Zoo Miami is the oldest and largest zoo in Florida and the fifth-largest in the United States. But despite the fact that it opened 72 years ago, it only recently acquired four meerkats … well, make that six now.
8-year-old meerkat Yam Yam started the year by becoming a new mom. Yam Yam, who came to the zoo from Busch Gardens Tampa, gave birth to two beautiful babies on the 18th of January. Yam Yam shares her living space with three non-related males: Gizmo, Joe, and Diego. Just one of them is the father and only a DNA test could reveal who’s the biological dad. However, the whole gang is raising the pups together.
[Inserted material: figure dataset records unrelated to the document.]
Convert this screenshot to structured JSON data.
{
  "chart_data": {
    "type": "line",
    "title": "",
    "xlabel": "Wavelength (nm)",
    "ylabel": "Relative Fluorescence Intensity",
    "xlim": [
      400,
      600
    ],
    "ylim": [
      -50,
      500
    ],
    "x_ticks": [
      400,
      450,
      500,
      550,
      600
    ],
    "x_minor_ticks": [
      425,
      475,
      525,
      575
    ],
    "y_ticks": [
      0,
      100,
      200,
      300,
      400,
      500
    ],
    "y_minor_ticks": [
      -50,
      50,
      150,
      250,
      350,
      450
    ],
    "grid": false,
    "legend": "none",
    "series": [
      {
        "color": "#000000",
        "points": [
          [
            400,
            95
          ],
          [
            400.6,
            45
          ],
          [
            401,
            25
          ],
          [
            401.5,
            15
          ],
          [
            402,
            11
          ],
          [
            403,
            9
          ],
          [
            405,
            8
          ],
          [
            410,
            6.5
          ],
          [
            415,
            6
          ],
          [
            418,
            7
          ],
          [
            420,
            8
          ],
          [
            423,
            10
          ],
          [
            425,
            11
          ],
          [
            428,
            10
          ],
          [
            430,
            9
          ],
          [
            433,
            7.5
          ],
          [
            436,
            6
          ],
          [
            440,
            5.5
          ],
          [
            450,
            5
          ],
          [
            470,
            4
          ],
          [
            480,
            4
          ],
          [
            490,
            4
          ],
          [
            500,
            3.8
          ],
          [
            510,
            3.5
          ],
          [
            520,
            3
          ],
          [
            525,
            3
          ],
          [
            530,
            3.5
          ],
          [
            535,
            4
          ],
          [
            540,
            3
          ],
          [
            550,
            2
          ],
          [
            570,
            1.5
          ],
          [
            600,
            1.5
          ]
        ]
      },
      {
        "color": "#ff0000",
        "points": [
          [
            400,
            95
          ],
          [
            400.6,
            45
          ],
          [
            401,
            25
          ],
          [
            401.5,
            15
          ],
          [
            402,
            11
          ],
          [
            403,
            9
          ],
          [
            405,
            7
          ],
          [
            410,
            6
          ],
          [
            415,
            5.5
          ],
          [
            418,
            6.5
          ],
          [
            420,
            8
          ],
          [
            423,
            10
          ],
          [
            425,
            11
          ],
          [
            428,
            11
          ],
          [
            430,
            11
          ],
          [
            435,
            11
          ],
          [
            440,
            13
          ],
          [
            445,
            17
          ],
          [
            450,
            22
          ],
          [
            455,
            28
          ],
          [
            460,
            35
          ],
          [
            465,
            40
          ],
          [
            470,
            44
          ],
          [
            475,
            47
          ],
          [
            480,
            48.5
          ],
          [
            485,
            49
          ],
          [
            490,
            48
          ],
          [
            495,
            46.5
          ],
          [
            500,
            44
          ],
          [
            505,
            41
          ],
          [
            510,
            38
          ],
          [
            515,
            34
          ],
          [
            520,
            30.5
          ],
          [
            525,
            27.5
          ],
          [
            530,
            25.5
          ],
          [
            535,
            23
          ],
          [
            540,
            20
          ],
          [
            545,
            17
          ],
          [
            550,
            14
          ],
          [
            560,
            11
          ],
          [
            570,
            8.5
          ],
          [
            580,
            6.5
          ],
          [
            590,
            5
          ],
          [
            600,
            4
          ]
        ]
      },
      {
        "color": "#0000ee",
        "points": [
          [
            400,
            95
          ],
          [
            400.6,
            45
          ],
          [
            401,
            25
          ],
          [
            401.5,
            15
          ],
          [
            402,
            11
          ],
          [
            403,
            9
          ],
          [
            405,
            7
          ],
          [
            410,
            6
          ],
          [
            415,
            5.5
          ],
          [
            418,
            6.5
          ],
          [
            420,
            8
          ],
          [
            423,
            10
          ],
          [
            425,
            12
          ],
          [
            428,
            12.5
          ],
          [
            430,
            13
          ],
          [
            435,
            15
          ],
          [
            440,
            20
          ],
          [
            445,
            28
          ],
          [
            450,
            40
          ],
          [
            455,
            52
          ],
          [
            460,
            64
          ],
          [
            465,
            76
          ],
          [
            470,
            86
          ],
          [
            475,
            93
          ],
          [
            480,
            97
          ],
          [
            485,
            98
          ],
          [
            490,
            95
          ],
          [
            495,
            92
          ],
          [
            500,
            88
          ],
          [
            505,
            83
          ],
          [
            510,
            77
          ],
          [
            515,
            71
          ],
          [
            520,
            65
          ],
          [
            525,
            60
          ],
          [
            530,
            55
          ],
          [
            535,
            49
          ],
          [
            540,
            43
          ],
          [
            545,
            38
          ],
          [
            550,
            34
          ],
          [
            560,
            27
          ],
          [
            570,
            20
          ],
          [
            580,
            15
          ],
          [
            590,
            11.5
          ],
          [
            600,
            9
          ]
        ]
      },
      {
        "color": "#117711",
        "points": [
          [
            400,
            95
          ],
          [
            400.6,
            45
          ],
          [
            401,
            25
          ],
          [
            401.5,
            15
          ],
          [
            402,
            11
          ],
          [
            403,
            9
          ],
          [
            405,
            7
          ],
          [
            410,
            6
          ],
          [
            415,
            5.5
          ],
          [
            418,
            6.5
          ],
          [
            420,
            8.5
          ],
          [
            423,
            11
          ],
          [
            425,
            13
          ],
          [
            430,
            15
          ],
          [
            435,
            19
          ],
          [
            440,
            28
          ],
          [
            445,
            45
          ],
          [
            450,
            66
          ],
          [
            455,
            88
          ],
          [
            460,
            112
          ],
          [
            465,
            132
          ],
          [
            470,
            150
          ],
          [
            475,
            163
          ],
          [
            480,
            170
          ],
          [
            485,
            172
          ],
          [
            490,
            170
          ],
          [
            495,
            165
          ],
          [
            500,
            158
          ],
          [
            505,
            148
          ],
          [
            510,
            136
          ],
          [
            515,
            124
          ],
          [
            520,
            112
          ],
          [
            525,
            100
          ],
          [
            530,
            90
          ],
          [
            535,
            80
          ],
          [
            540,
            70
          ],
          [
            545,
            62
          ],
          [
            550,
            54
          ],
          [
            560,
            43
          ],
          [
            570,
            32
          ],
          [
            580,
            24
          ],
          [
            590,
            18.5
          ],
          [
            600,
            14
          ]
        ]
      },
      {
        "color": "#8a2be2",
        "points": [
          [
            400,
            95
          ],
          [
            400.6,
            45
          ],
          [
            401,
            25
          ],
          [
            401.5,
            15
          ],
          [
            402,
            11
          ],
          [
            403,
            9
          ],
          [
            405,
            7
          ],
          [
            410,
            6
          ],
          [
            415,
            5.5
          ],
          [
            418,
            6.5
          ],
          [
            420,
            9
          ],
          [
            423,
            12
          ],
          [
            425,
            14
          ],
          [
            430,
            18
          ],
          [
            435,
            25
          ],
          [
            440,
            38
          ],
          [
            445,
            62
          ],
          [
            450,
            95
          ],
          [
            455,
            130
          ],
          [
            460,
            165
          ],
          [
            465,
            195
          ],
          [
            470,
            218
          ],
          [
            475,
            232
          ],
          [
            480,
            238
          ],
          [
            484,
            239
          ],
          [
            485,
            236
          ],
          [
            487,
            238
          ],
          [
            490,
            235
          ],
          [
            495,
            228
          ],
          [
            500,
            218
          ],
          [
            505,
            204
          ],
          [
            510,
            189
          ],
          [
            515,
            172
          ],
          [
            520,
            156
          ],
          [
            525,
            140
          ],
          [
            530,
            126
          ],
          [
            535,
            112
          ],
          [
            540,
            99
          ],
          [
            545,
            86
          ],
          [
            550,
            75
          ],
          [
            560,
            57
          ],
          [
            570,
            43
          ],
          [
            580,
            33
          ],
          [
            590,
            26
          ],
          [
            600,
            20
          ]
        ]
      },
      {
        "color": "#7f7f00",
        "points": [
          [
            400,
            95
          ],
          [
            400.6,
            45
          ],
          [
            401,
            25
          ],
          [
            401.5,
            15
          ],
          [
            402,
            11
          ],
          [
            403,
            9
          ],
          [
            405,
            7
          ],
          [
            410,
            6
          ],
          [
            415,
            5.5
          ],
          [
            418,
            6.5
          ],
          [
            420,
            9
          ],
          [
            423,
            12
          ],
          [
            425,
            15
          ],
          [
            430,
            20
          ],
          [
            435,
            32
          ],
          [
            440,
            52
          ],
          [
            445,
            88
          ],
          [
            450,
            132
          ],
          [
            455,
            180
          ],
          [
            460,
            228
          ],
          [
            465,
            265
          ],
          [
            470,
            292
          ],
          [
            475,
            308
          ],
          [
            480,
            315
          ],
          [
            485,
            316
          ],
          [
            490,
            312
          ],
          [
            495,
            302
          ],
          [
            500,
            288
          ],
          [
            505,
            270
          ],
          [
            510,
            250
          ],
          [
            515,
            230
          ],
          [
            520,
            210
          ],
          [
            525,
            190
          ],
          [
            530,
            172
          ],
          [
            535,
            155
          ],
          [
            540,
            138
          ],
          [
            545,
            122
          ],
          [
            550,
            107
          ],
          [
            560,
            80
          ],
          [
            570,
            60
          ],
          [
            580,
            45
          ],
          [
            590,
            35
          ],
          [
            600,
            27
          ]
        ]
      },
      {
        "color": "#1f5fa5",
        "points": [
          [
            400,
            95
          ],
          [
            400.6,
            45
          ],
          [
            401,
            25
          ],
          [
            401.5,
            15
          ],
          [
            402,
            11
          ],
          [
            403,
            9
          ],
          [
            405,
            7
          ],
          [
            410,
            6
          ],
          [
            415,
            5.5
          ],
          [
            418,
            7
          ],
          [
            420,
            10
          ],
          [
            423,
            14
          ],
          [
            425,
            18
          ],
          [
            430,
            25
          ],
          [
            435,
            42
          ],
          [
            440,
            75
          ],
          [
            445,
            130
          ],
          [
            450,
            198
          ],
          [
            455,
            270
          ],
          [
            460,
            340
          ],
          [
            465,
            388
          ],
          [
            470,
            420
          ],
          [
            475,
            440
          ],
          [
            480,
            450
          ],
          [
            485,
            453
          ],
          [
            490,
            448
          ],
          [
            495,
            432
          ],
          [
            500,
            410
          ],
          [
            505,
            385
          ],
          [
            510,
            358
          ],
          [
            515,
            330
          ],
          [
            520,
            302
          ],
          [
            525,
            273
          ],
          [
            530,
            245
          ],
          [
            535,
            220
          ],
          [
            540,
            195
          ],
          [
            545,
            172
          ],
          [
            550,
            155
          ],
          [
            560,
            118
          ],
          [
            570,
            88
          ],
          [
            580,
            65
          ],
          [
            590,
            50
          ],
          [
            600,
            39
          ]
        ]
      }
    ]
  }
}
It was August 2014. Amber Isaac knew something was amiss when one of her pregnant alpacas started going into labor at 11 months, when alpacas typically remain pregnant for a little over a year. When the baby finally arrived into the world, she was “barely bigger than a fetus.” Sadly, these are the types of health issues that can result from alpaca breeding.
Cody, who lives on an alpaca ranch in Castle Rock, Colorado, only weighed 6.5 pounds when she was born. The average newborn alpaca weighs anywhere between 18 and 20 pounds. The odds were against Cody from the start, but Isaac refused to give up on her. She took Cody into her home to look after her and bottle-fed her like clockwork, determined to have her gain weight and become the healthiest she could be. An infection almost took the young alpaca’s life when she was only three weeks old – but she survived, proving that no matter what came her way, Cody had the spirit to tackle it head on.
Take a look at Cody today, as she is about to get a new bedroom!
I hope you’ve found the critters both humorous and relaxing, a break from it all. Have a fun, safe, and happy weekend, my friends!